The sort of aggressive, grow–at-any-cost leadership epitomised by the suddenly vilified Richard Fuld looks likely to be another casualty of this week seismic events on the financial markets? And a good thing too.
Because while Fuld and his ilk were busy owing the seeds of their own destruction, another American banker, Eric Daniels, CEO of LloydsTSB, was steadfastly holding out against pressure to join the herd and turn a UK high street bank into an aggressive, acquisitive, international financial services colossus.
As a result of focussing only on what Daniels insisted was "sustainable growth", LloydsTSB went from being the UK's biggest bank as recently as 1999 to number five in the rankings this year.
Meanwhile, HBOS (the result of the merger between the Halifax building society and Bank of Scotland), appointed a 38-year old with a background in retail, rather than finance, as CEO and set off to reinvent itself as the sort of outfit that wouldn't look out of place on Wall Street.

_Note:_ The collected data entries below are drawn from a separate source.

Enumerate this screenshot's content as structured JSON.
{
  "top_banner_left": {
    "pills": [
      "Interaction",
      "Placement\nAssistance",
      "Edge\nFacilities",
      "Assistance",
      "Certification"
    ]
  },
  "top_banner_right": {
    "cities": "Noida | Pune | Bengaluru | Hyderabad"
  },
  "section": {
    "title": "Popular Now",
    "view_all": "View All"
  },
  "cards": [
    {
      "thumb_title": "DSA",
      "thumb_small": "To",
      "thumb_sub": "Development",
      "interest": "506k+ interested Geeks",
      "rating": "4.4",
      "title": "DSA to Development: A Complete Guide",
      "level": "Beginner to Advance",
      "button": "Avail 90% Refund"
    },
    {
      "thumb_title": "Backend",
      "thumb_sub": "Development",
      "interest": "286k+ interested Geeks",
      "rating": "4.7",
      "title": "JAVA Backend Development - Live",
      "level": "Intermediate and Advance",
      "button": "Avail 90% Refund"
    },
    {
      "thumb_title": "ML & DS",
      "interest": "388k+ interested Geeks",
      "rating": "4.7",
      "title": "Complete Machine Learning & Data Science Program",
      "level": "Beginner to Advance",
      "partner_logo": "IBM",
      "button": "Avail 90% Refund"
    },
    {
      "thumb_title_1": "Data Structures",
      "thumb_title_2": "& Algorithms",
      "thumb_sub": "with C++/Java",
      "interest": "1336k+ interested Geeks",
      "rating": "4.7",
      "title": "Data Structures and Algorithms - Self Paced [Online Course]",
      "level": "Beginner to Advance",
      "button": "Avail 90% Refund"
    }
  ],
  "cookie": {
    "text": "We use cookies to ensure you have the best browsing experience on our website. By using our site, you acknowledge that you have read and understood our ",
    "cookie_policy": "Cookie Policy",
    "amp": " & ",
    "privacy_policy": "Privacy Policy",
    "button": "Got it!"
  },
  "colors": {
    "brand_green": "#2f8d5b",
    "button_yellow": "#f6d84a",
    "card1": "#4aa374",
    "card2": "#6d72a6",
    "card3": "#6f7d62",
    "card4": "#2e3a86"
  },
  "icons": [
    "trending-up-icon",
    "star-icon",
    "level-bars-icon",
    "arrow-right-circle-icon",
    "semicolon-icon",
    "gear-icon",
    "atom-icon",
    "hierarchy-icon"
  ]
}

The trouble was, as Chris Blackhurst explains in the Evening Standard, " many of those at the top had no idea what those below were up to."
As a result of which, a company that proudly offers on its website "links will help you find out more about our history, archives and cultural heritage, stretching back over 300 years" is no more, leaving some 70,000 staff with an uncertain future.
the Telegraph puts it the tortoise has well and truly beaten the hare. Let's just hope the tortoise doesn't choke on the aftermath.